CHARLOTTE, N.C., — Below is Duke Energy’s (NYSE: DUK) statement in response to Elliott Management’s announcement today:
The new Elliott Management letter to the Board of Directors is the latest attempt to push its short-term agenda at the expense of long-term shareholder value as well as the interests of Duke Energy’s employees and the communities it serves.
Duke Energy remains open to value-creating ideas in the company’s pursuit of continuous operational improvement and frequently engages with shareholders for their input, including a good faith engagement with Elliott over the last 12 months. However, Elliott has again failed to provide any concrete and specific ideas to increase shareholder value, choosing instead to launch public attacks supported by cherry-picked data and anonymous sources. Duke remains focused on delivering long-term value and growth to customers and investors in all jurisdictions.
This announcement is similar to earlier Elliott plans that failed to gain support. Elliott first proposed a preferential equity scheme in which the company would issue up to $7 billion of deeply discounted equity to Elliott and its hedge fund allies, which would materially dilute Duke’s existing shareholders. After that was rejected by the Duke Energy Board, Elliott then publicly advocated for an illogical, complex three-way breakup of the company.

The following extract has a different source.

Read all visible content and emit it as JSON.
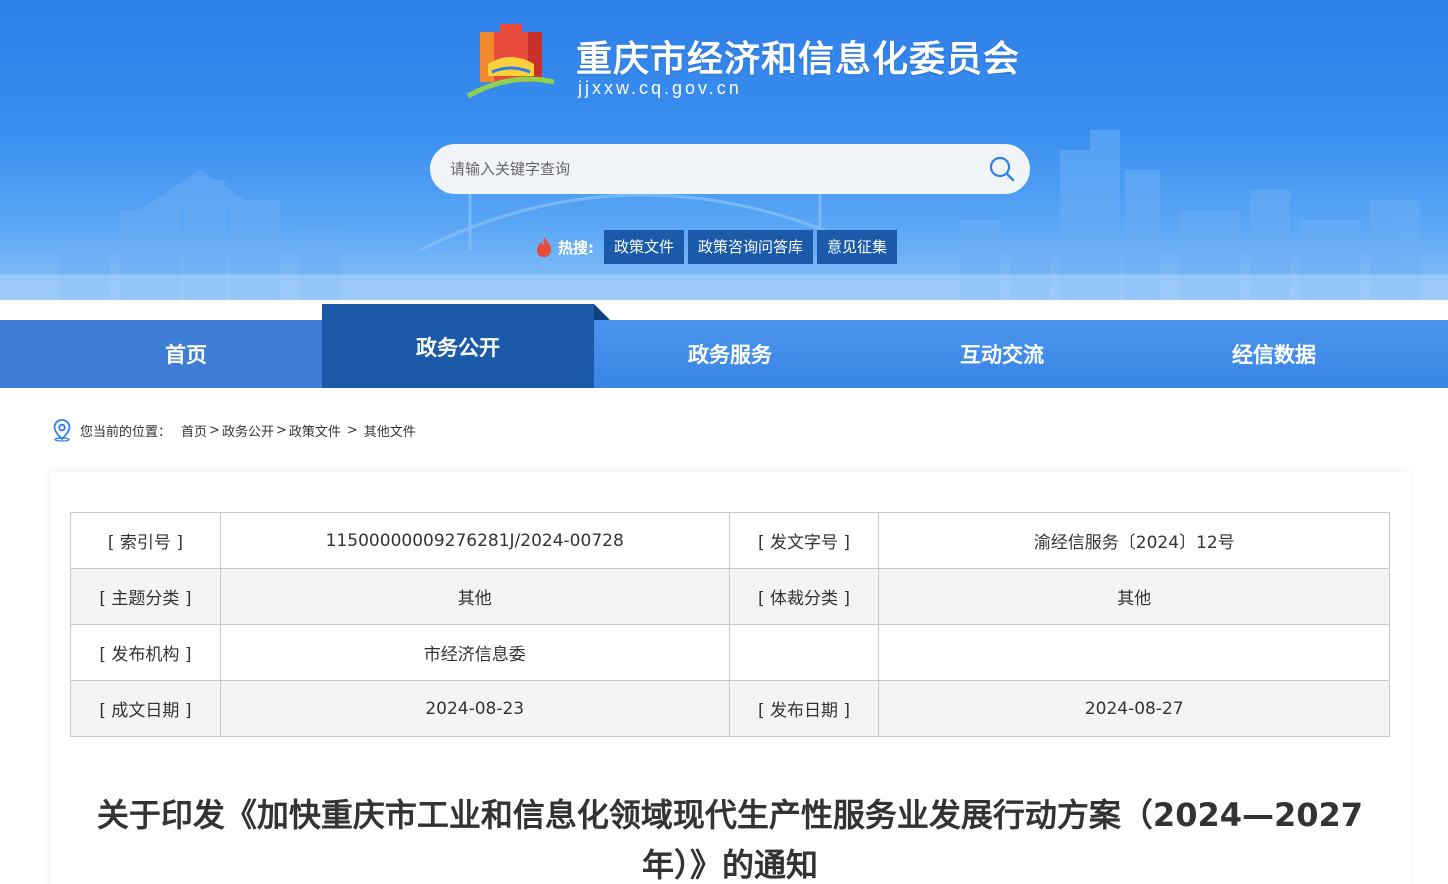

Elliott’s “shrink-the-company” break-up proposal collapsed immediately because it was financially unsound and ran counter to the strategic direction of the entire industry. Over the past several months, Duke Energy’s management team has been in active dialogue with the equity analyst community and institutional shareholders. Our largest investors, as well as analysts, public officials, and other stakeholders were near universal in their rejection of the hedge fund’s unsound plan.
Now, Elliott is taking aim at Duke Energy’s leadership to find a way to force a shareholder-value-destroying plan that has no support.

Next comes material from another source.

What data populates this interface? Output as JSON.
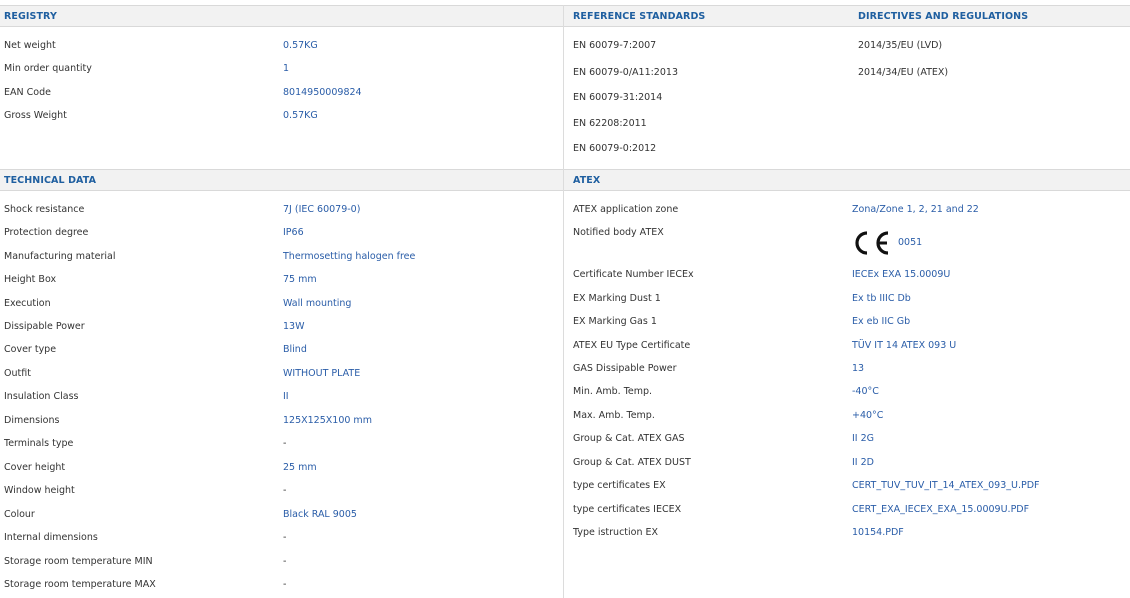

Duke Energy’s management team and Board are focused on executing on its long-term strategy, which enjoys broad and deep shareholder and stakeholder support, and continuing to deliver customer benefits and create jobs in the communities the company serves. Duke Energy and its Board will always advocate for the best long-term interests of its shareholders and other stakeholders over any narrow special or short-term interest.
Elliott’s attempt to undermine Duke Energy’s leadership team ignores the diverse and experienced professional talent that drives this company and is silent on the significant accomplishments it has achieved.
Duke Energy is now leading the largest, most ambitious clean energy transition in North America, in collaboration with all stakeholders across all of Duke’s service territories. As a result of successfully positioning the company for this transition, coupled with disciplined top tier cost efficiency and operational excellence, Duke Energy’s Total Shareholder Return (TSR) over the last several years has outperformed peers across the regulated utility industry and Duke is currently trading at a premium valuation. Duke Energy’s 3-year Total Shareholder Return of 47% exceeds that of the UTY Index (43%) and the S&P Utility Index (40%), as of July 16, 2021.
The management team has completed a multi-year transformation of Duke Energy’s business portfolio, including divesting its international business, reducing its commercial business exposure and executing the highly successful acquisition of Piedmont Natural Gas, which has generated outstanding results.
In addition, the company has recently achieved several milestone events that provide certainty for growth, including landmark settlements with North Carolina to close all coal ash basins and the pending sale of a minority stake in Duke Energy Indiana at an attractive valuation that satisfies the company’s equity needs while allowing the company to increase its long-term adjusted EPS growth rate to 5% to 7% through 2025.
Duke’s Board of Directors has overseen the company’s strong track record of delivering value to its customers, communities, and shareholders, and is committed to best practices in corporate governance.
During the past five years, the Board has consistently refreshed its members and has successfully implemented key strategic initiatives. Nine out of 13 directors were first appointed in the last five years. The number of women represented on Duke Energy’s Board has doubled to four since 2017. The average tenure on the Board is 4.7 years, compared to 6.8 years in the peer set disclosed in Duke’s proxy. Each current Board member has served in senior leadership roles across multiple industries, and seven have deep operational experience in the utility industry.
Duke Energy will continue running the business in the best long-term interests of all shareholders and stakeholders, and not those of a single hedge fund focused only on the short-term and with a decidedly mixed track record in its other interventions in the utility sector. The management team has the full support of the Board, and the company will continue to focus on its long-term strategy of operational excellence, which has helped keep rates below the national average, and the execution of its five-year, $59 billion capital plan.